Fincher holds nothing back in these sweaty, feral, anonymous bouts. The weight of the world seems to bear down on the blood-stained cement floor of that basement. "Fight Club" is an in-your-face commentary on some of the most abstruse ills of our society, and although it stops short of condoning such consentual violence as a form of therapy, it unflinchingly acknowledges the instinctive appeal to the dormant caveman within every member of the male gender.

But under Durden's leadership, the ultimately accedent Norton is increasingly left out of the loop as Fight Club begins to transform into an underground anarchy movement that spreads nationwide and has feelers in every establishment from Wall Street to police precincts. Before long Fight Club has become Project Mayhem -- for all intents and purposes a terrorist organization bent on nothing less than tossing a monkey wrench in the spokes of Western civilization.

This change in the Fight Club credo leads an increasingly erratic Norton into a desperate attempt to stop his out-of-control companion, but everywhere he turns for help, he finds Fight Club/Project Mayhem members. Suddenly the scope of the bedlam Durden has planned becomes apparent and "Fight Club" blind-sides you with the direction it takes in the last act.

After demonstrating his fallibility with "The Game," an absurd thriller riddled with glaring loop holes, Fincher has bounced back to the kind of gut-twisting filmmaking that made "Seven" impossible to forget.

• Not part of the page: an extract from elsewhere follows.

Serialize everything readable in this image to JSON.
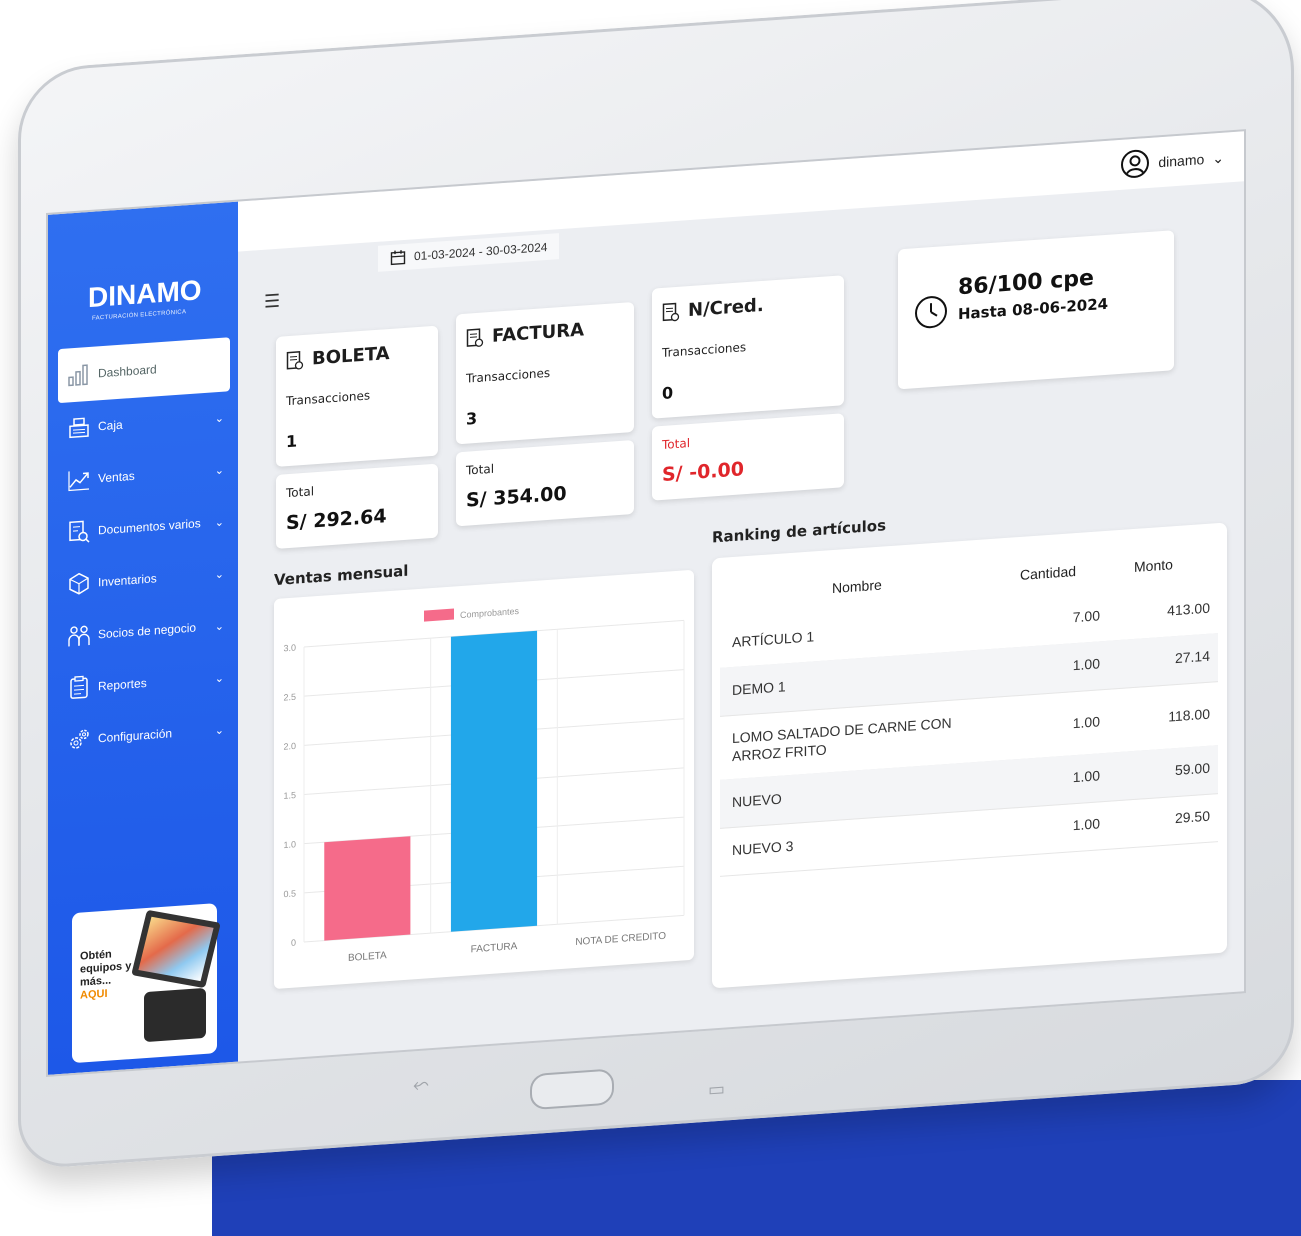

The story of "Fight Club" lends itself to inventiveness, and Fincher delivers with an amped-up look and pounding atmosphere, driven by a rave-style Dust Brothers soundtrack and brilliantly illustrative photography. When Norton fantasizes about being in a airliner crash, you see it in a fully-realized flash of chaos from the character's point of view. When he makes the comment about being a slave to Ikea, the camera sweeps his condo as catalog prices and descriptions of his furnishing appear floating in mid-air.

The director also scores near matchless performances from his stars. Norton's entire being seems consumed with the darkest innate feelings of personal expatriatism, as if he were trying frantically to split in two to escape himself.

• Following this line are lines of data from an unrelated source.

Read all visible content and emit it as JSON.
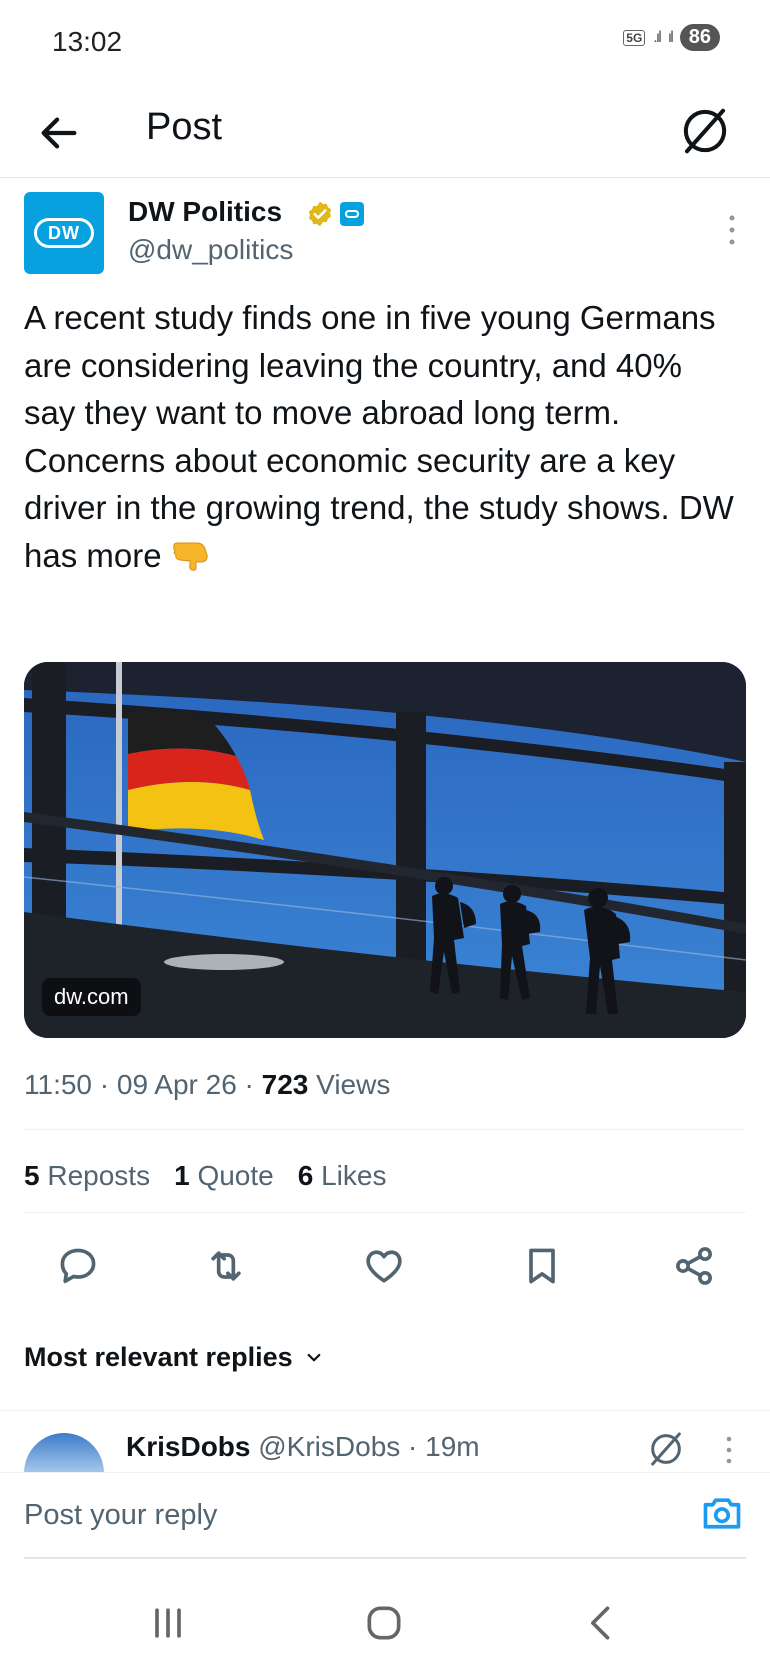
{
  "status_bar": {
    "time": "13:02",
    "network": "5G",
    "battery": "86"
  },
  "header": {
    "title": "Post",
    "back_icon": "arrow-left-icon",
    "grok_icon": "grok-icon"
  },
  "post": {
    "author_name": "DW Politics",
    "author_handle": "@dw_politics",
    "avatar_text": "DW",
    "text": "A recent study finds one in five young Germans are considering leaving the country, and 40% say they want to move abroad long term. Concerns about economic security are a key driver in the growing trend, the study shows. DW has more",
    "media_source": "dw.com",
    "time": "11:50",
    "date": "09 Apr 26",
    "views_count": "723",
    "views_label": "Views",
    "reposts_count": "5",
    "reposts_label": "Reposts",
    "quotes_count": "1",
    "quotes_label": "Quote",
    "likes_count": "6",
    "likes_label": "Likes"
  },
  "actions": [
    "reply-icon",
    "repost-icon",
    "like-icon",
    "bookmark-icon",
    "share-icon"
  ],
  "replies": {
    "sort_label": "Most relevant replies",
    "first": {
      "author": "KrisDobs",
      "handle": "@KrisDobs",
      "time": "19m"
    }
  },
  "compose": {
    "placeholder": "Post your reply"
  },
  "colors": {
    "text": "#0f1419",
    "secondary": "#536471",
    "brand_dw": "#08a1e0",
    "verified_gold": "#e2b719",
    "accent": "#1d9bf0"
  }
}
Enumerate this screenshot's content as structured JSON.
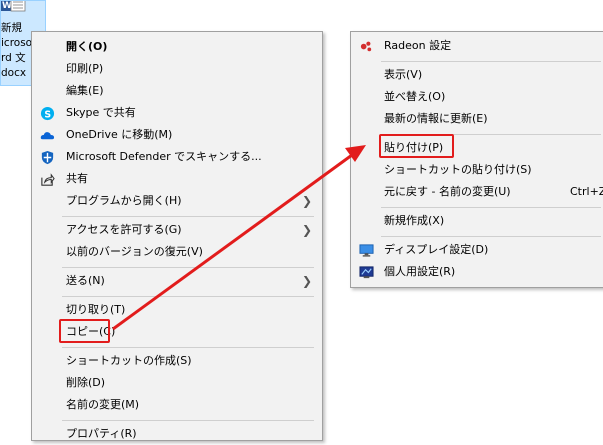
{
  "file": {
    "name_lines": [
      "新規",
      "icroso",
      "rd 文",
      "docx"
    ]
  },
  "context_menu": {
    "items": [
      {
        "label": "開く(O)",
        "bold": true
      },
      {
        "label": "印刷(P)"
      },
      {
        "label": "編集(E)"
      },
      {
        "label": "Skype で共有",
        "icon": "skype-icon"
      },
      {
        "label": "OneDrive に移動(M)",
        "icon": "onedrive-cloud-icon"
      },
      {
        "label": "Microsoft Defender でスキャンする...",
        "icon": "defender-shield-icon"
      },
      {
        "label": "共有",
        "icon": "share-icon"
      },
      {
        "label": "プログラムから開く(H)",
        "submenu": true
      },
      {
        "label": "アクセスを許可する(G)",
        "submenu": true
      },
      {
        "label": "以前のバージョンの復元(V)"
      },
      {
        "label": "送る(N)",
        "submenu": true
      },
      {
        "label": "切り取り(T)"
      },
      {
        "label": "コピー(C)"
      },
      {
        "label": "ショートカットの作成(S)"
      },
      {
        "label": "削除(D)"
      },
      {
        "label": "名前の変更(M)"
      },
      {
        "label": "プロパティ(R)"
      }
    ]
  },
  "desktop_menu": {
    "items": [
      {
        "label": "Radeon 設定",
        "icon": "radeon-icon"
      },
      {
        "label": "表示(V)"
      },
      {
        "label": "並べ替え(O)"
      },
      {
        "label": "最新の情報に更新(E)"
      },
      {
        "label": "貼り付け(P)"
      },
      {
        "label": "ショートカットの貼り付け(S)"
      },
      {
        "label": "元に戻す - 名前の変更(U)",
        "shortcut": "Ctrl+Z"
      },
      {
        "label": "新規作成(X)"
      },
      {
        "label": "ディスプレイ設定(D)",
        "icon": "display-icon"
      },
      {
        "label": "個人用設定(R)",
        "icon": "personalize-icon"
      }
    ]
  },
  "colors": {
    "annotation_red": "#e21c1c",
    "menu_bg": "#f2f2f2",
    "selection_bg": "#cce8ff"
  }
}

Fincher extracts from Pitt a performance of pure, unleashed Id that has more in common with his mental ward patient from "12 Monkeys" than it does with his dullard Death in last year's "Meet Joe Black." Its the kind of potent acting he's always been capable of, but seems to deliver only when working with a strong director.

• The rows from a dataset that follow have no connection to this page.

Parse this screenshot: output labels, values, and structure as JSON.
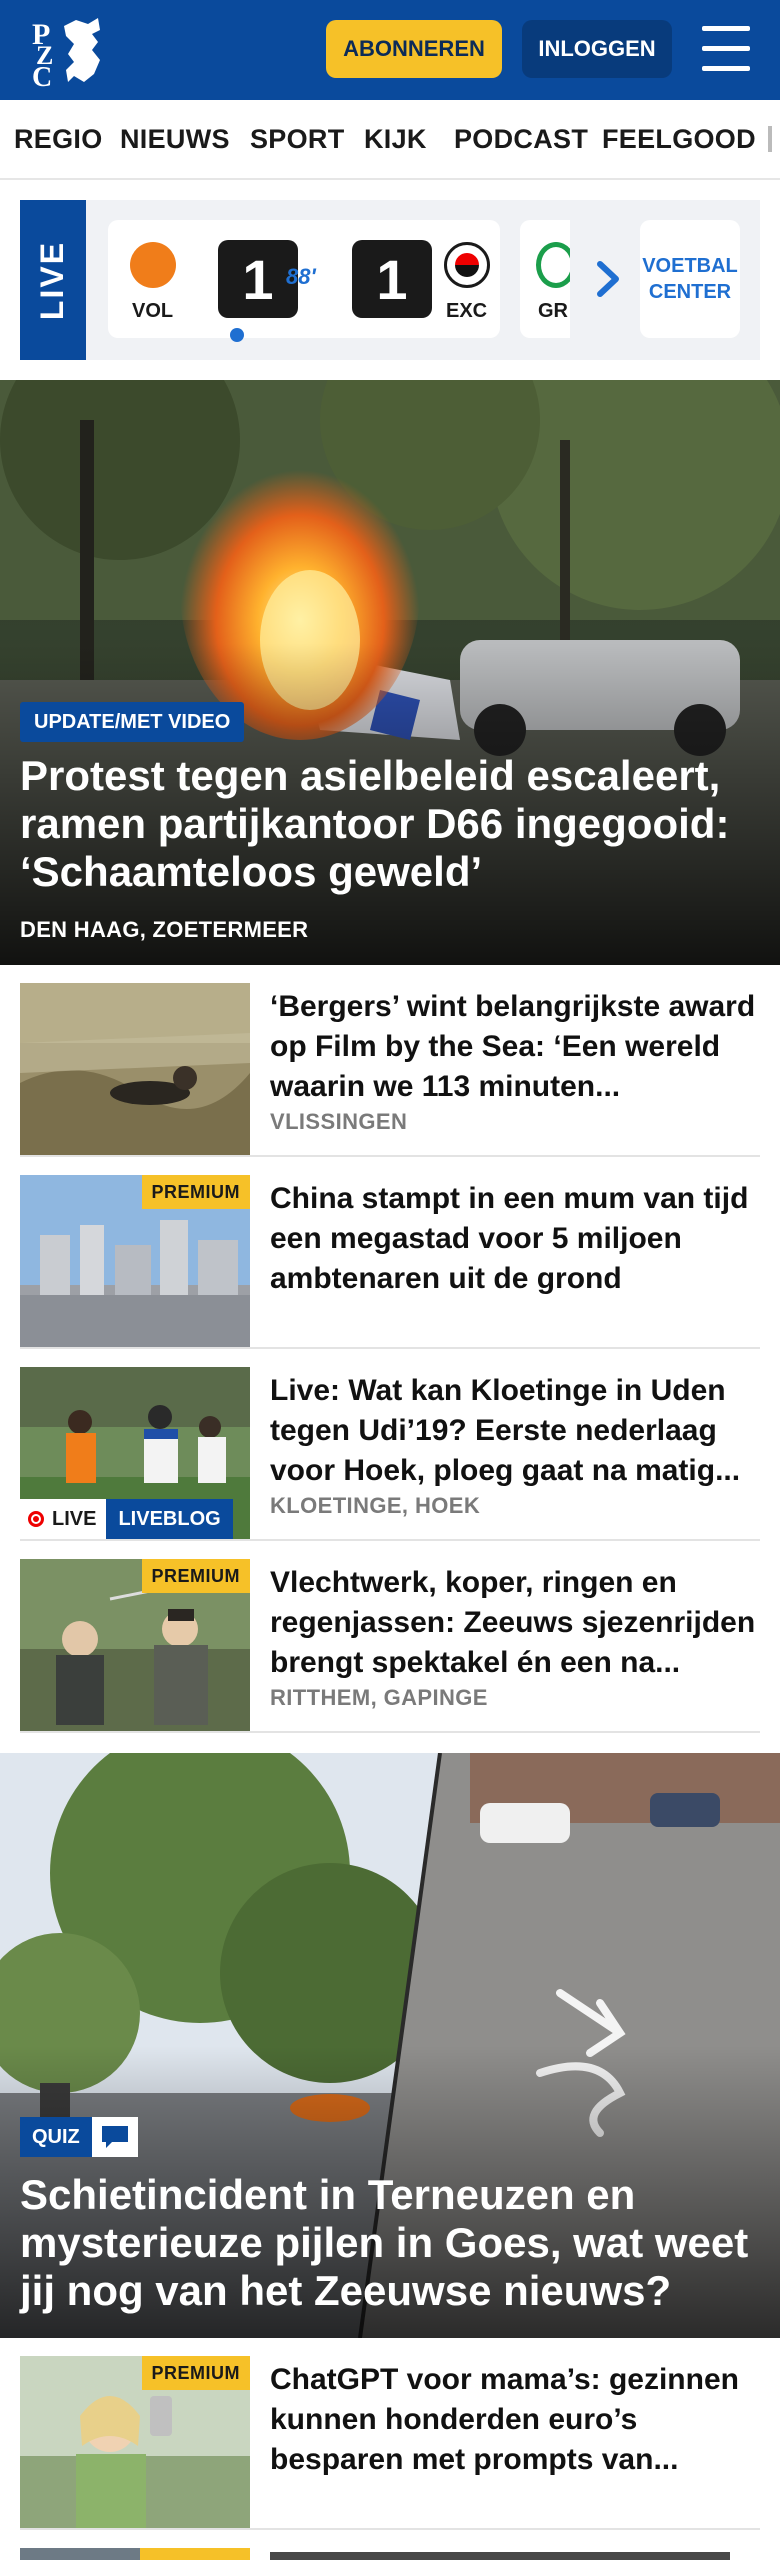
{
  "header": {
    "logo_text": "PZC",
    "subscribe_label": "ABONNEREN",
    "login_label": "INLOGGEN"
  },
  "nav": {
    "items": [
      "REGIO",
      "NIEUWS",
      "SPORT",
      "KIJK",
      "PODCAST",
      "FEELGOOD"
    ]
  },
  "live": {
    "tab_label": "LIVE",
    "match": {
      "home": "VOL",
      "away": "EXC",
      "home_score": "1",
      "away_score": "1",
      "minute": "88'"
    },
    "next_match_abbr": "GR",
    "center_label_line1": "VOETBAL",
    "center_label_line2": "CENTER"
  },
  "hero": {
    "badge": "UPDATE/MET VIDEO",
    "title": "Protest tegen asielbeleid escaleert, ramen partijkantoor D66 ingegooid: ‘Schaamteloos geweld’",
    "location": "DEN HAAG, ZOETERMEER"
  },
  "articles": [
    {
      "title": "‘Bergers’ wint belangrijkste award op Film by the Sea: ‘Een wereld waarin we 113 minuten...",
      "location": "VLISSINGEN",
      "premium": ""
    },
    {
      "title": "China stampt in een mum van tijd een megastad voor 5 miljoen ambtenaren uit de grond",
      "location": "",
      "premium": "PREMIUM"
    },
    {
      "title": "Live: Wat kan Kloetinge in Uden tegen Udi’19? Eerste nederlaag voor Hoek, ploeg gaat na matig...",
      "location": "KLOETINGE, HOEK",
      "premium": "",
      "live_label": "LIVE",
      "liveblog_label": "LIVEBLOG"
    },
    {
      "title": "Vlechtwerk, koper, ringen en regenjassen: Zeeuws sjezenrij­den brengt spektakel én een na...",
      "location": "RITTHEM, GAPINGE",
      "premium": "PREMIUM"
    }
  ],
  "quiz": {
    "badge": "QUIZ",
    "title": "Schietincident in Terneuzen en mysterieuze pijlen in Goes, wat weet jij nog van het Zeeuwse nieuws?"
  },
  "article_bottom": {
    "title": "ChatGPT voor mama’s: gezinnen kunnen honderden euro’s besparen met prompts van...",
    "premium": "PREMIUM"
  },
  "colors": {
    "brand_blue": "#0a4a9c",
    "accent_yellow": "#f6c128",
    "live_blue": "#1f6fd1"
  }
}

But the real acting shock here comes from Helena Bonham Carter, released from her customary corsets as a deeply troubled, chain-smoking, sexually neurotic, booze hound who comes between the two men.

"Fight Club" is not without problems -- not the least of which is that it somehow stalls out for a scene or two at the precise moment it should be burying the needle on its envelope-pushing tachometer. There's also premise-level suspension of disbelief required to accept some of the lengths to which the unified Fight Club members will comply with Tyler Durden's delusions of grandeur.

But it's extraordinarily subversive for a studio picture -- anti-establishment in both theory and practice -- and Fincher must have had to fight off all kinds of nervous studio suits to keep it this undiluted.